So, what does the second condition in the definition of conditional history look out for? It seems to want to prevent that both $H$ and its complement are incomplete when it comes to being able to answer the question of whether an element is in $C_1$ or not. That is, if both the factors within $H$ and the factors without seem to indicate that an element $r$ is in $C_1$, then – the definition says – it should really be in $C_1$. The factors should not be split in such a way that neither $H$ nor its complement ($G\backslash H$ where $G$ is the set of all factors) can reconstruct $C$; otherwise, the border itself leaks information about the likely values of factors.
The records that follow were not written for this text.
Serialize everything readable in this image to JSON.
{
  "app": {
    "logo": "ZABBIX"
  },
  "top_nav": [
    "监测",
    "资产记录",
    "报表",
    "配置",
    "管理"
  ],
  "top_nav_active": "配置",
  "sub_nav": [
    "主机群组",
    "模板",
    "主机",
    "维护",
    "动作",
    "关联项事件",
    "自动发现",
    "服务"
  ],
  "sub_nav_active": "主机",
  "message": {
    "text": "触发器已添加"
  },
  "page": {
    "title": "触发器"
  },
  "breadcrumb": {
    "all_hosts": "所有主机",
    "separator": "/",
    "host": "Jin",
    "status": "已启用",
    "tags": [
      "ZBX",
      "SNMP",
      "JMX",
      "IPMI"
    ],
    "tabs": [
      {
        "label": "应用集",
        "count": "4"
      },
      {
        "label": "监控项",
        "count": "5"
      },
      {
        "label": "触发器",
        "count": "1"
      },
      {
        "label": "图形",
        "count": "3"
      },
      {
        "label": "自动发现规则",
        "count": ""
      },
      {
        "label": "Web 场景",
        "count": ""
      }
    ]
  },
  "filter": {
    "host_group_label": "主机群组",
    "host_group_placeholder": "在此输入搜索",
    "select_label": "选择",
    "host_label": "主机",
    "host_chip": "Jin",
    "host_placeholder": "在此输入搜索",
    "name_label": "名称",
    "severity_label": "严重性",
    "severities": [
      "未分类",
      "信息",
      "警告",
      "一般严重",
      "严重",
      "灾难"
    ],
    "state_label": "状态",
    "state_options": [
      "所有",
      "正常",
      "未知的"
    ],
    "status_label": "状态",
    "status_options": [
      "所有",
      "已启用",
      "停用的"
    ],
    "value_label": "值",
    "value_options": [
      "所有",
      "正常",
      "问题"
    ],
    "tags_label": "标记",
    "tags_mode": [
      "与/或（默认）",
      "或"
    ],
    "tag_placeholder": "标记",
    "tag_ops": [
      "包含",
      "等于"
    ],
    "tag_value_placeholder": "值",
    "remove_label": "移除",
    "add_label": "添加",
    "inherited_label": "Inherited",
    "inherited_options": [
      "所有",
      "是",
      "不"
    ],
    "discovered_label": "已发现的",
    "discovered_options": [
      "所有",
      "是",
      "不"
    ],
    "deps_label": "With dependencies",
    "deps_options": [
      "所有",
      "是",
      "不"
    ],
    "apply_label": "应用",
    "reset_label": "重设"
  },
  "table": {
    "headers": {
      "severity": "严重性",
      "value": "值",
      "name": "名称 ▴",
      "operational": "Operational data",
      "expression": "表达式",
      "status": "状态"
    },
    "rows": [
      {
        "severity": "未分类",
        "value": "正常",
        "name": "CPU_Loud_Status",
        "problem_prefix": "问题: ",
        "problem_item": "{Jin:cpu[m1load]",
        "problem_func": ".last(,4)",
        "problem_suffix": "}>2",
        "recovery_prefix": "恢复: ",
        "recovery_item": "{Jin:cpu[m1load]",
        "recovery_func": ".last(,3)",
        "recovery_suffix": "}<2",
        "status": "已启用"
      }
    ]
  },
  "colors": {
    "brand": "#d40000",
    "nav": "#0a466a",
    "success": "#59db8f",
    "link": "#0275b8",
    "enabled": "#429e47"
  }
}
The problem can be easily fixed by adding $B$ and $U_C$ to $h(A|C_1)$ as well, so that $H$ has all the factors needed to fully pin down the border of $C_1$: $h(A|C_1)=\{A, B, U_C\}$. Via symmetry, we also get $h(A|C_0)=\{A, B, U_C\}$ and also the same for $h(B|C_{0,1})$. We thus definitely don’t have $h(A|C_{0/1})\cap h(B|C_{0/1})=\emptyset$ anymore. And so, $A$ and $B$ are not orthogonal given $C$.

This means we have recovered the two most important independence statements about the collider: $A\perp B$ and $A\not\perp B|C$, as well as $C\not\perp A$ and $C\not\perp B$ (just from the fact that $A$ and $B$ are strictly before $C$ in time). What remains to be confirmed are $C\not\perp A|B$ and $C\not\perp B|A$. I’ll leave that as an exercise for the reader.

As our next example, we’ll have a look at the 3-variable chain: Separating out the noise/uncertainty: I won’t repeat all the steps now and just skip to constructing the sample space $S$ as the Cartesian product of the possible values of $A$, $U_B$, and $U_C$. The elements of $S$ are then tuples like this one:

$(a, u_B, u_C) \in S$

We define the partitions $A$, $U_B$, and $U_C$ on this in the obvious way, and so they are our factorization of $S$. The variables $B$ and $C$ are defined as partitions of $S$ according to some deterministic function of $(a, u_B)$ and $(a, u_B, u_C)$ respectively. For the histories, it follows then that $h(A)=\{A\}$, $h(B)=\{A, U_B\}$, and $h(C)=\{A, U_B, U_C\}$, which implies $A, as one would expect.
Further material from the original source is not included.